Prever os resultados do conflito na Ucrânia é uma tarefa difícil, pois a guerra, segundo Clausewitz, paira em uma névoa de incerteza, definida por ele como fricção.
Segundo Roger Ashley Leonard, em “Clausewitz: trechos de sua obra”, Carl von Clausewitz foi um militar prussiano, que além de ter participado em combates por seu país, também desempenhou funções acadêmicas voltadas à formação de pessoal e de doutrina para seu exército. Durante sua vida (1780-1831), escreveu o livro Vom Krieg (Da Guerra), compêndio que aborda sua teoria sobre a guerra, alvo de estudos e discussões em ambiente acadêmico e militar por todo mundo até a atualidade. Em sua obra, deu tratamento científico ao fenômeno da guerra, quebrando um paradigma existente à época de elaboração de manuais no nível tático.
Um dos postulados da teoria de Clausewitz é que a natureza fundamental da guerra se assemelha a uma “Trindade Paradoxal”, cujos elementos são a violência, o jogo do acaso e o propósito racional. Ele sintetizou sua fundamentação afirmando que a guerra é mais do que um verdadeiro camaleão, que se adapta ligeiramente as circunstâncias, o qual prevalece o espírito criativo dos contendores em meio ao caos do conflito armado.
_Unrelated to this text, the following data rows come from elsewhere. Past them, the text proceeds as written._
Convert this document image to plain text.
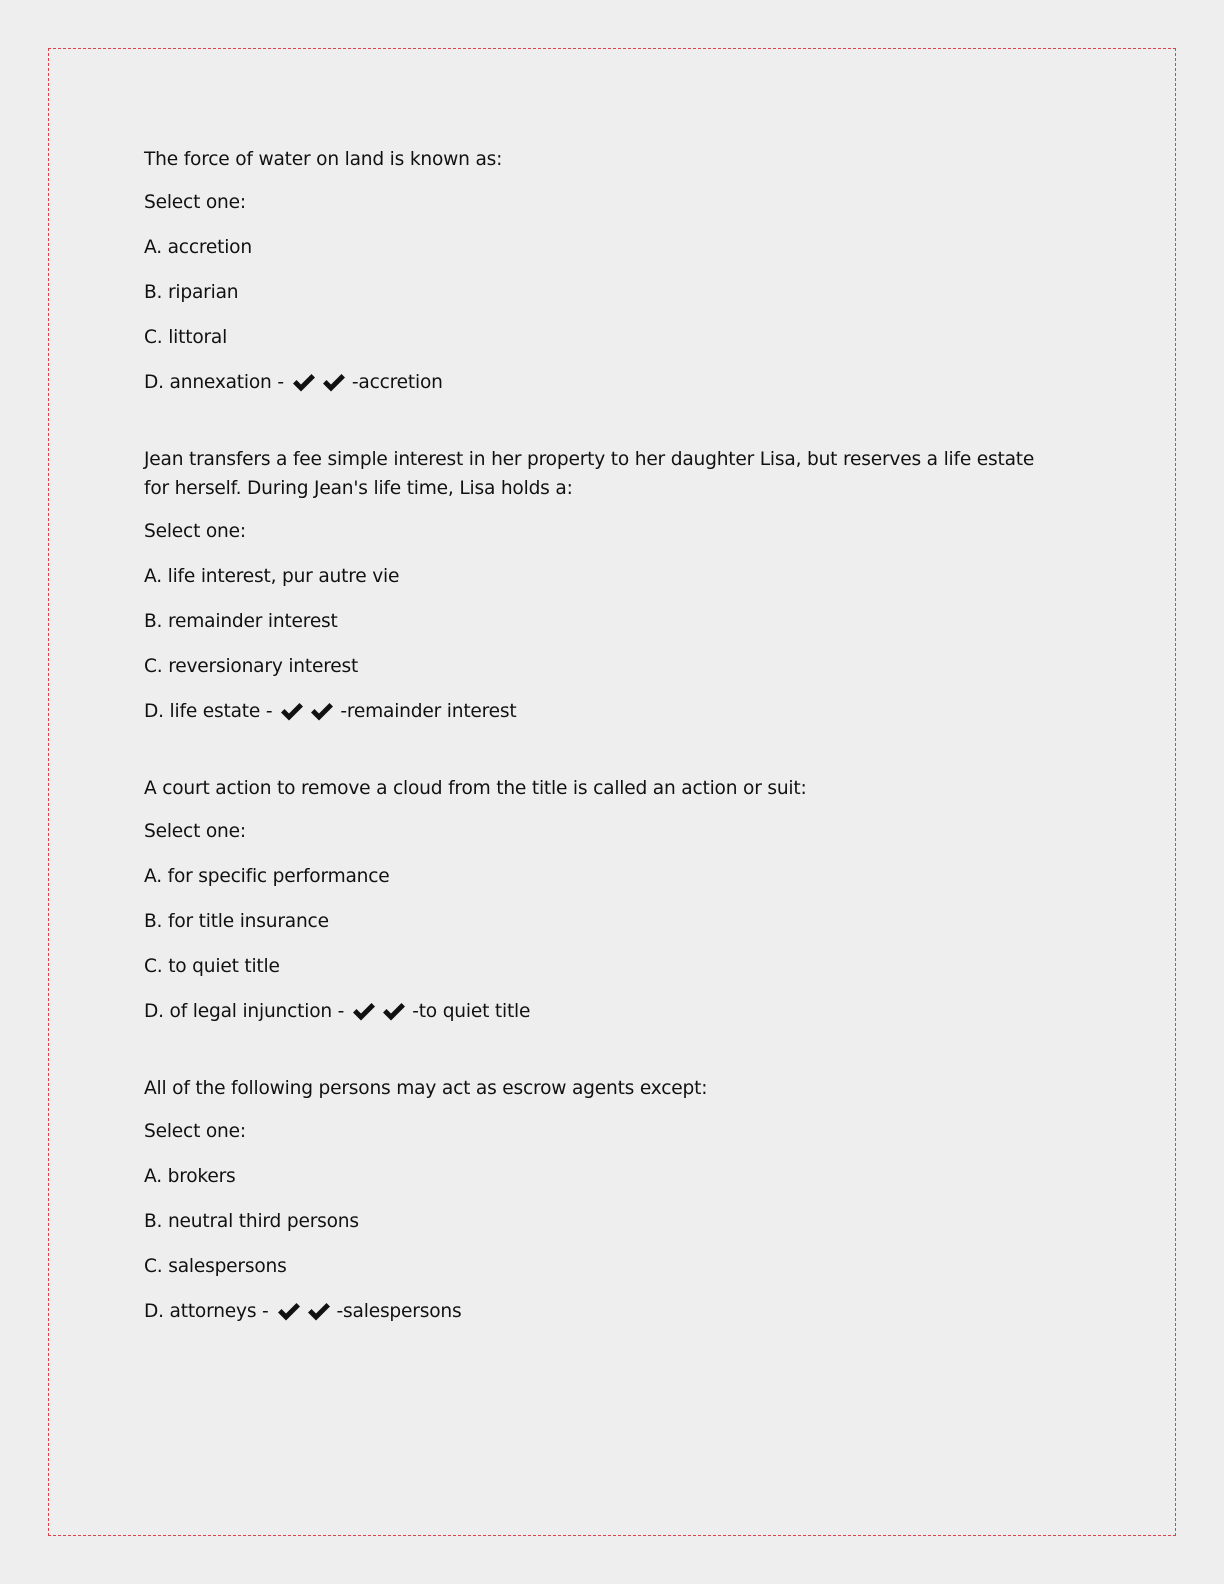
The force of water on land is known as:

Select one:

A. accretion

B. riparian

C. littoral

D. annexation -	-accretion

Jean transfers a fee simple interest in her property to her daughter Lisa, but reserves a life estate for herself. During Jean's life time, Lisa holds a:

Select one:

A. life interest, pur autre vie

B. remainder interest

C. reversionary interest

D. life estate -	-remainder interest

A court action to remove a cloud from the title is called an action or suit:

Select one:

A. for specific performance

B. for title insurance

C. to quiet title

D. of legal injunction -	-to quiet title

All of the following persons may act as escrow agents except:

Select one:

A. brokers

B. neutral third persons

C. salespersons

D. attorneys -	-salespersons
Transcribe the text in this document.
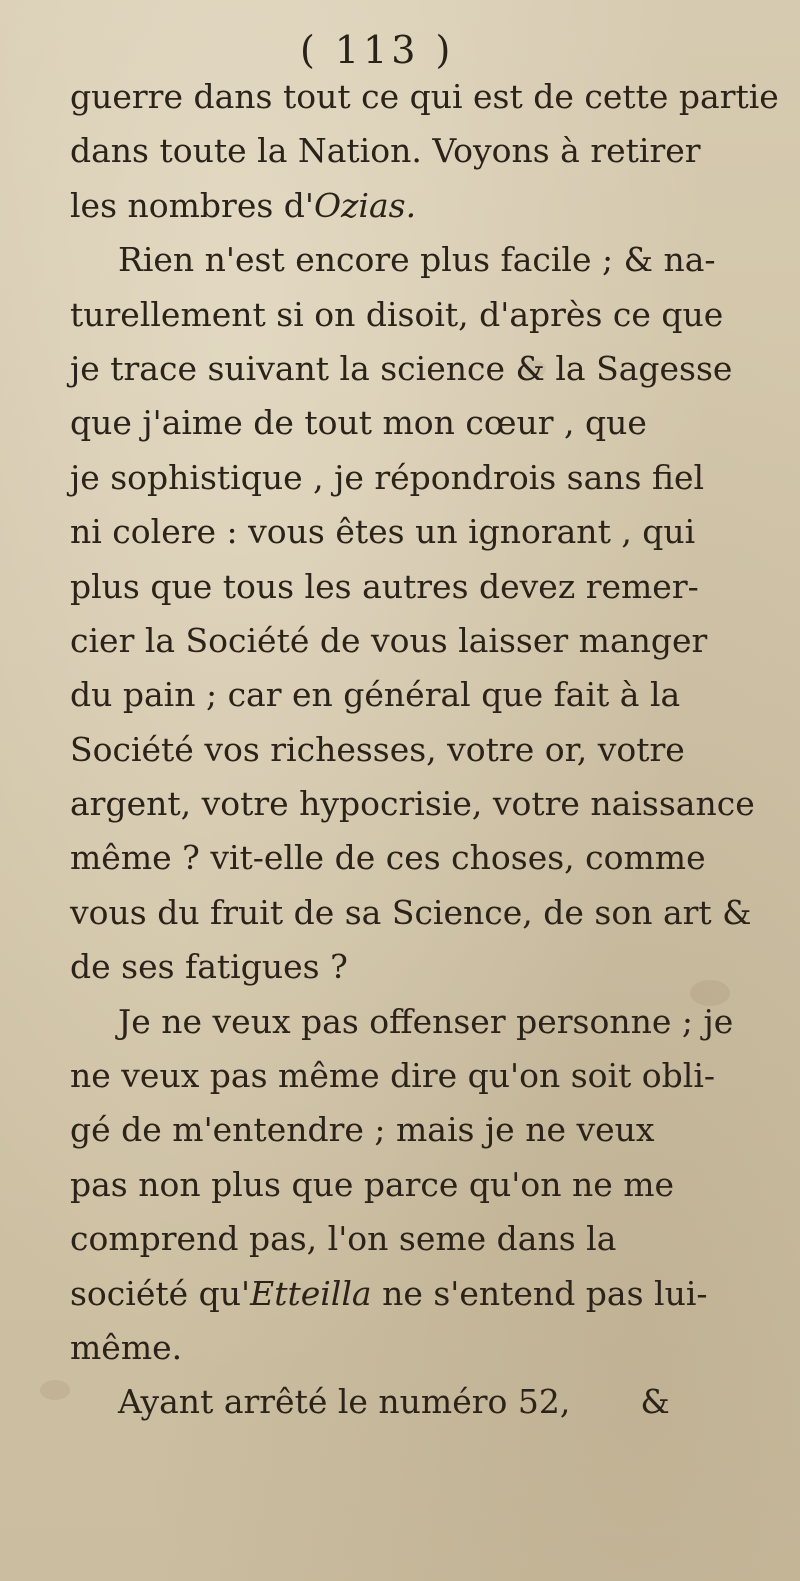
( 113 )
guerre dans tout ce qui est de cette partie
dans toute la Nation. Voyons à retirer
les nombres d'Ozias.
Rien n'est encore plus facile ; & na-
turellement si on disoit, d'après ce que
je trace suivant la science & la Sagesse
que j'aime de tout mon cœur , que
je sophistique , je répondrois sans fiel
ni colere : vous êtes un ignorant , qui
plus que tous les autres devez remer-
cier la Société de vous laisser manger
du pain ; car en général que fait à la
Société vos richesses, votre or, votre
argent, votre hypocrisie, votre naissance
même ? vit-elle de ces choses, comme
vous du fruit de sa Science, de son art &
de ses fatigues ?
Je ne veux pas offenser personne ; je
ne veux pas même dire qu'on soit obli-
gé de m'entendre ; mais je ne veux
pas non plus que parce qu'on ne me
comprend pas, l'on seme dans la
société qu'Etteilla ne s'entend pas lui-
même.
Ayant arrêté le numéro 52, &
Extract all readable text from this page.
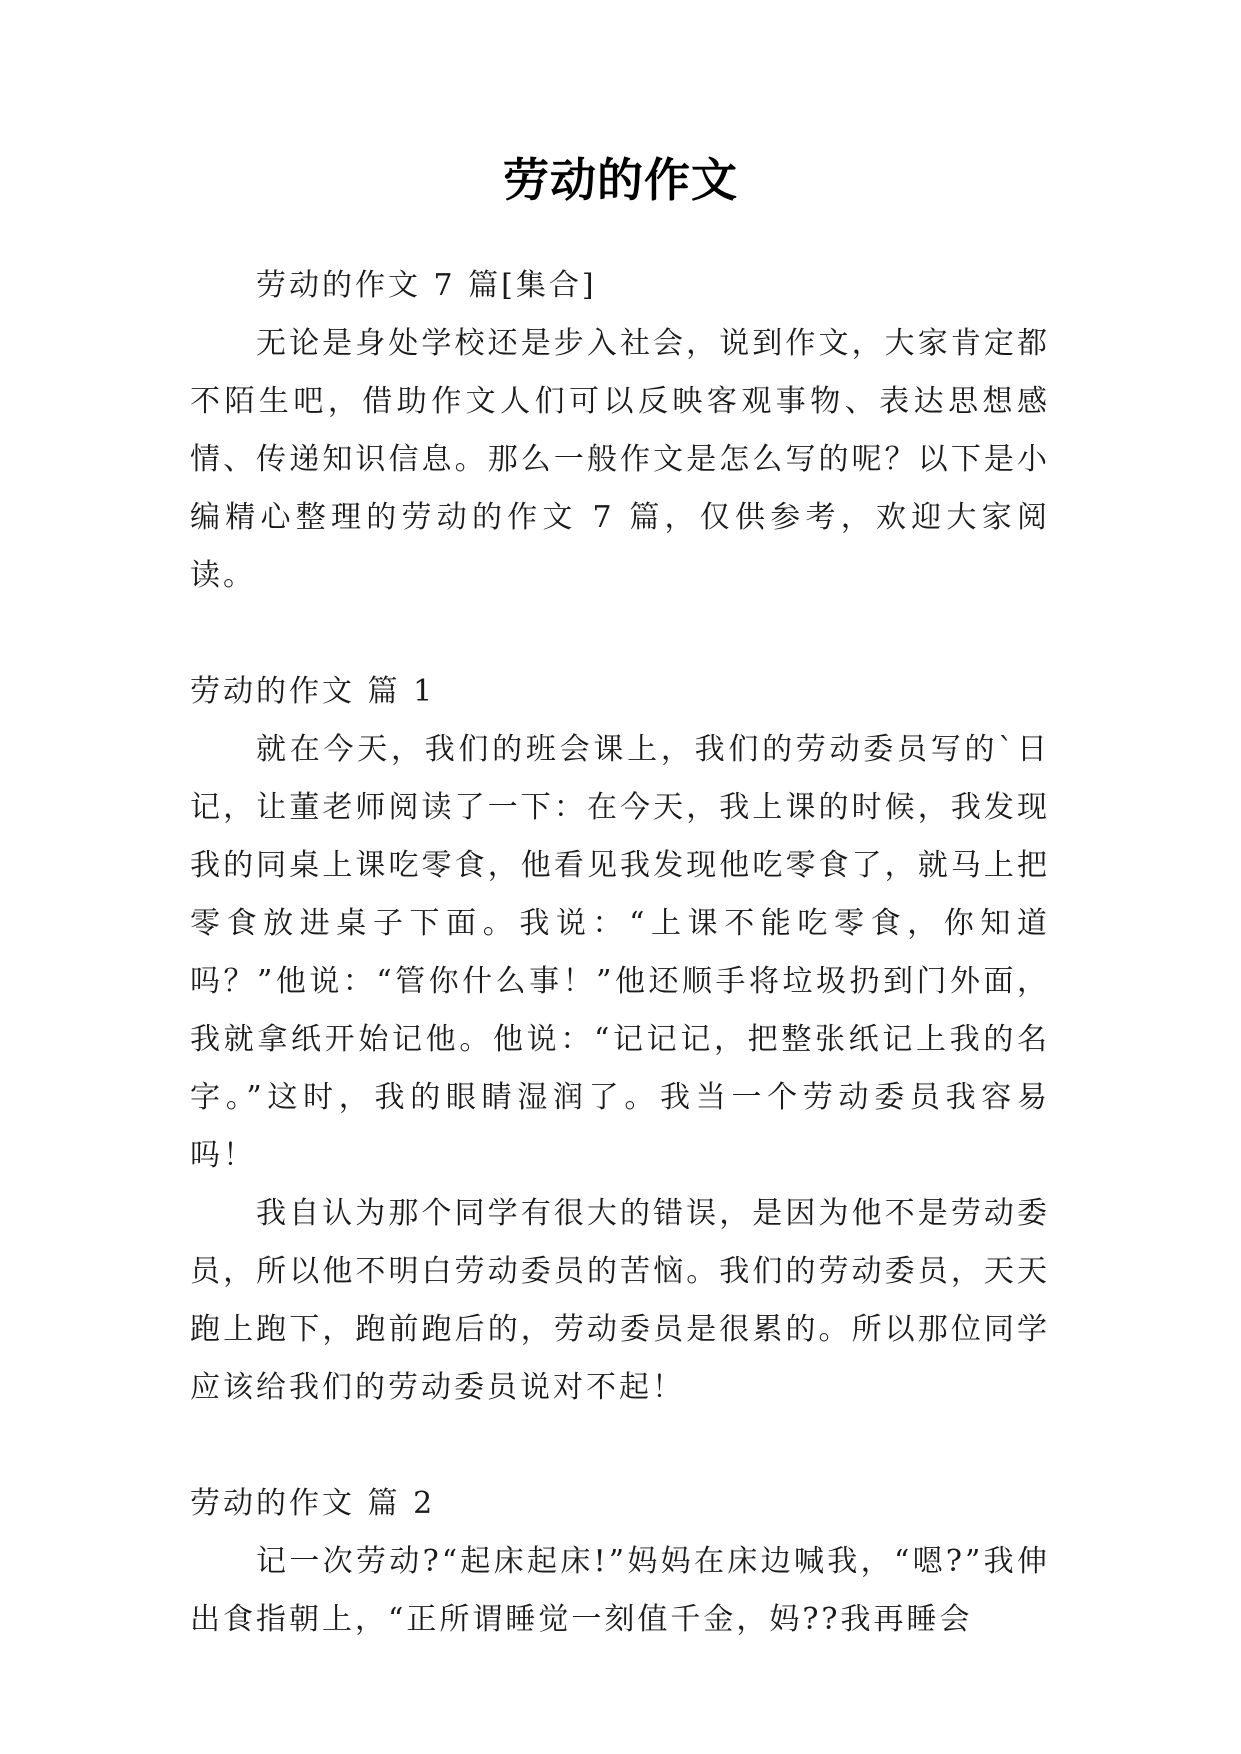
劳动的作文

劳动的作文 7 篇[集合]

无论是身处学校还是步入社会，说到作文，大家肯定都不陌生吧，借助作文人们可以反映客观事物、表达思想感情、传递知识信息。那么一般作文是怎么写的呢？以下是小编精心整理的劳动的作文 7 篇，仅供参考，欢迎大家阅读。

劳动的作文 篇 1

就在今天，我们的班会课上，我们的劳动委员写的`日记，让董老师阅读了一下：在今天，我上课的时候，我发现我的同桌上课吃零食，他看见我发现他吃零食了，就马上把零食放进桌子下面。我说：“上课不能吃零食，你知道吗？”他说：“管你什么事！”他还顺手将垃圾扔到门外面，我就拿纸开始记他。他说：“记记记，把整张纸记上我的名字。”这时，我的眼睛湿润了。我当一个劳动委员我容易吗！

我自认为那个同学有很大的错误，是因为他不是劳动委员，所以他不明白劳动委员的苦恼。我们的劳动委员，天天跑上跑下，跑前跑后的，劳动委员是很累的。所以那位同学应该给我们的劳动委员说对不起！

劳动的作文 篇 2

记一次劳动?“起床起床!”妈妈在床边喊我，“嗯?”我伸出食指朝上，“正所谓睡觉一刻值千金，妈??我再睡会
Nesse sentido, Clausewitz afirma que a guerra pode assumir várias formas e todas podem ser interpretadas como uma combinação de forças irracionais (emoção violenta), não racionais (acaso e sorte) e racionais (guerra como um instrumento de política), no que passou a ser chamado de trindade primária. Em uma espécie de “segunda camada”, ele define que o primeiro desses três aspectos diz respeito principalmente à População, o segundo às Forças Armadas, e o terceiro ao Governo, o que passou a ser chamado de trindade secundária.
Considerando o advento da guerra, como também a conjuntura na qual se insere a atual crise, para se compreender, de maneira científica, o conflito armado da Ucrânia, vem à tona o seguinte questionamento: “Como Clausewitz analisaria a Guerra da Ucrânia, à luz da sua Trindade Paradoxal?”
No que tange à violência irracional manejada pelo povo, ressalta-se a presença da expressão psicossocial eslava na guerra. Em 12 de julho de 2021, o presidente russo Vladimir Putin, em uma declaração oficial, enfatizou as ligações históricas, culturais e religiosas entre os russos e os ucranianos, tendo vista a origem compartilhada na população de Kiev Rus, durante a Alta Idade Média, o que fundamenta a sua alegação de “um só povo” entre as nações.
Contudo, desde 2004, com a Revolução Laranja, ficou latente no povo da Ucrânia um forte sentimento de pertencimento ao mundo ocidental, particularmente na porção Oeste do país, fortalecendo a coesão nacional em negar a narrativa dessa igualdade étnica ancestral, que para eles não passa de uma argumentação política para tentar respaldar as ações bélicas russas frente ao alargamento da OTAN no Leste europeu.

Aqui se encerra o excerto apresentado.